More young adults are getting inpatient mental health treatment with expanded coverage under the Affordable Care Act, also called Obamacare. But the demand has exposed a weakness in the system’s ability to deliver cheaper outpatient care, according to researchers at Indiana and Purdue universities.

The ACA requires health insurers to cover adult children younger than age 26 on a parent’s group plan, eliminating an insurance gap common for young adults attending school or entering America’s workforce. Moreover, the new health law has expanded coverage to young adults in other ways, according to a study published in the journal Health Affairs. Enrollment in health policies grew 6.7 percentage points from September 2010 to 2011, with much of the gain among single working adults, particularly men.

“Analysis of the timing of the policy impact suggested that early gains in coverage were greatest for people in worse health,” wrote Benjamin D. Sommers, an assistant professor at Harvard University who advises the Department of Health and Human services on policy.

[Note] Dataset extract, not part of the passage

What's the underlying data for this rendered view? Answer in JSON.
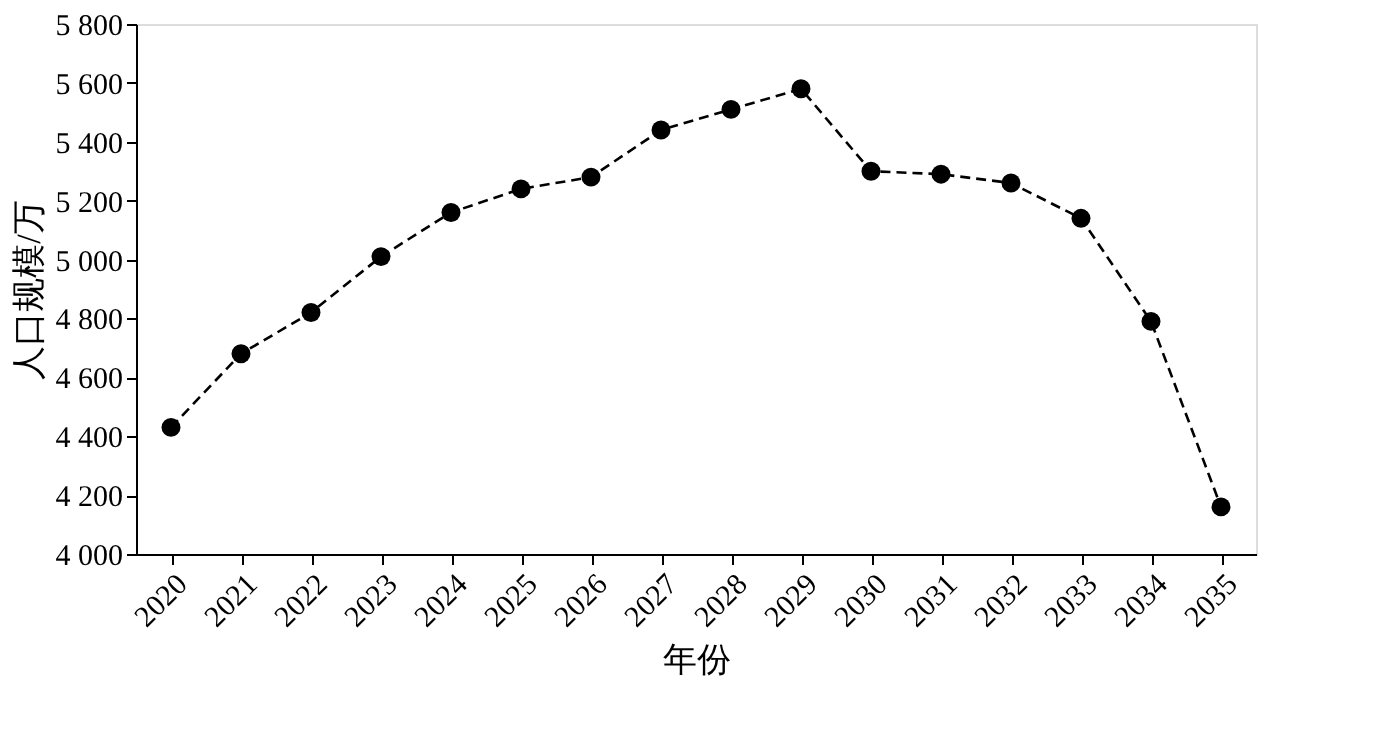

In these latest findings on the new law’s impact, researchers Kosali Simon and Asako S. Moriya of Indiana University, along with Yaa Akosa Antwi of Purdue University, say that inpatient usage rates rose 3.5 percent among adults aged 19 to 25, compared to adults aged 27 to 29. Most of that increase went to mental health visits, which rose nine percent with increased health coverage. And among those young adults, community hospitals across the U.S. surveyed for the study reported a 12.5 percent decrease in patients without health insurance.

The uptick in patients seeking mental health services was not seen among young adults in Massachusetts after the state implemented an earlier version of health insurance reform in 2006, according to an April study in JAMA. Among 19- to 25-year-olds in Massachusetts, the rate of uninsured fell from 26 percent to 10 percent, but usage of inpatient mental health services fell slightly following expanded coverage. Compared to Maryland that year, the increase in emergency room visits for behavioral health diagnosis was lower among young adults.

Regardless of the national increase in mental health inpatient usage, Simon and her colleagues found no evidence that the quality of services had decreased with expanded demand for services.

"We eventually judge all these [insurance] expansions based on the final outcomes that we care about," Simon wrote on the National Bureau of Economic Research's website. "How did this affect the well-being of young adults? Is there a measurable improvement of health status? Does it appear that there is better mental health as a result of this increase?"

Those questions will surely be answered soon enough.

Source: Antwi, Yaa Akosa, Moriya, Asako S., Simon, Kosali. Access to Health Insurance and the Use of Inpatient Medical Care: Evidence from the Affordable Care Act Young Adult Mandate. The National Bureau of Economic Research. 2014.